My grandfather was on the S.S.Paulina during the 1914-18 war when she was used as a mine-sweeper operating mainly (I think) around the Mediterranean. Other than her name and use during WW1 I nothing nothing else about her and wondered if anyone could fill in some details....? I have posted a picture of her in Unidentified Vessels section of this site.

Thanks
John


----------



## DAVIDJM (Sep 17, 2005)

To help others find out more I will repeat the following information, 

Built as THE QUEEN MOTHER 1894 

- 317 t

HMS?? PAULINA - 11/7/1916 – 4/5/1919

MARIA JOAO – based at Scapa Flow during ww2


----------



## Roger Griffiths (Feb 10, 2006)

Hello
See http://www.archive.org/stream/registeryachts00shipgoog#page/n542/mode/2up

Roger


----------



## Roger Griffiths (Feb 10, 2006)

Hello again,
She is listed as being hired by the RN as an auxiliary patrol yacht 11/7/1916 2X 6 pound guns.
Several newspaper reports Febuary 1894, indicate she was launched as PAULINA
An internet search, suggests that the vessel with the official number
104121 was named AVA MARIE in 1924 and ISTAR in 1925 there are also some crew agreements in the British archives and in Newfoundland. I can find no records after 1926.
I suggest you search Lloyds Register of Yachts for a complete history.
For locations of the above publication
http://www.lr.org/Images/17 location of regs new_tcm155-173528.pdf


Roger


----------



## johnvoe (Feb 2, 2006)

Hello Roger

Many thanks indeed for the splendid information and links for which I'm most grateful!

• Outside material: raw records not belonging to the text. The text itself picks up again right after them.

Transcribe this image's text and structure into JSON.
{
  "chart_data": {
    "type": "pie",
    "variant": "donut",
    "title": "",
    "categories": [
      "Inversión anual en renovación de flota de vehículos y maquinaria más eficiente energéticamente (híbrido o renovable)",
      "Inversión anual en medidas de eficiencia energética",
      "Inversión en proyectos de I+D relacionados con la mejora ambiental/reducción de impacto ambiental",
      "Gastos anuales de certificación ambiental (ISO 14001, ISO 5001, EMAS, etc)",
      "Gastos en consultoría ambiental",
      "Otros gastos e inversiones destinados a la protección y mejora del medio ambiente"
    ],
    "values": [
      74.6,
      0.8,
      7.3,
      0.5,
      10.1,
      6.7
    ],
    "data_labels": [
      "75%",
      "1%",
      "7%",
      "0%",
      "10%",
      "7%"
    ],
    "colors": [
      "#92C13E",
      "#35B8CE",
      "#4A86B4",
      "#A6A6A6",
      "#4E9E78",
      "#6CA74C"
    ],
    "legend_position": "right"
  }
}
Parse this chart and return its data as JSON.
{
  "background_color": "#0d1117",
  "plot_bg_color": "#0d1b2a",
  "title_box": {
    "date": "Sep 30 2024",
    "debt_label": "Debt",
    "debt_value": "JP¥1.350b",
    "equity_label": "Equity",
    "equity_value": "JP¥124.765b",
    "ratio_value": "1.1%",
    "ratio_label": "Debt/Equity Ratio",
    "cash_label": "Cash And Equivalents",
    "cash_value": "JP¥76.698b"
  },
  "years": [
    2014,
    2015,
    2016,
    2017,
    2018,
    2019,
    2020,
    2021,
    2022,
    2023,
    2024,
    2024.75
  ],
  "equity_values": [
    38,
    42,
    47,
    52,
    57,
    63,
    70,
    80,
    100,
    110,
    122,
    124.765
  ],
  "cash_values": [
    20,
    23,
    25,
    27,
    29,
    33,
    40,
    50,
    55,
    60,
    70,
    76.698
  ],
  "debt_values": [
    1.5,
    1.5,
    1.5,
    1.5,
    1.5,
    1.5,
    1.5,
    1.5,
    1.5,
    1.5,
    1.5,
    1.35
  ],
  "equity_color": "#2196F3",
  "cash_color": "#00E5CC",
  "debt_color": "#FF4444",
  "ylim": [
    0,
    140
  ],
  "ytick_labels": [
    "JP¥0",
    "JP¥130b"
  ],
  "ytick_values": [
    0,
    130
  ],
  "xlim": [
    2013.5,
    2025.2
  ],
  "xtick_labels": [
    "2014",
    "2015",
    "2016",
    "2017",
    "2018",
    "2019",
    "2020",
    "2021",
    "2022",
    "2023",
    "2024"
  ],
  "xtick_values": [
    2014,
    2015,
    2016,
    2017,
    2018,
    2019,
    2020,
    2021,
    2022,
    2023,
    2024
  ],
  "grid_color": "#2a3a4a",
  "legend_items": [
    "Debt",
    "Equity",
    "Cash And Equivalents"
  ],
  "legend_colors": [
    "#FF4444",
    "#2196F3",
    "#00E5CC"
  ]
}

When I found the photograph of Paulina amongst my grandfathers old papers I never expected to find out so much about her so thank you again!
Finally, one rather stupid question (if you have time to come back to me) - under the entry in Lloyds the "Rig" is shown as ScwSch - I've never come across that abbreviation for a Rig before and wondered what it stood for?

Brgds/John


----------



## Roger Griffiths (Feb 10, 2006)

Hello again,
Her sails were *Sch*ooner rigged and she had an engine which powered the *Sc*re*w*


Roger


----------



## johnvoe (Feb 2, 2006)

Yes of course! Should have worked that out myself - thanks again.

John


----------



## Maunsel (Oct 18, 2011)

John,
Can you upload a scan of your picture of the Paulina?


----------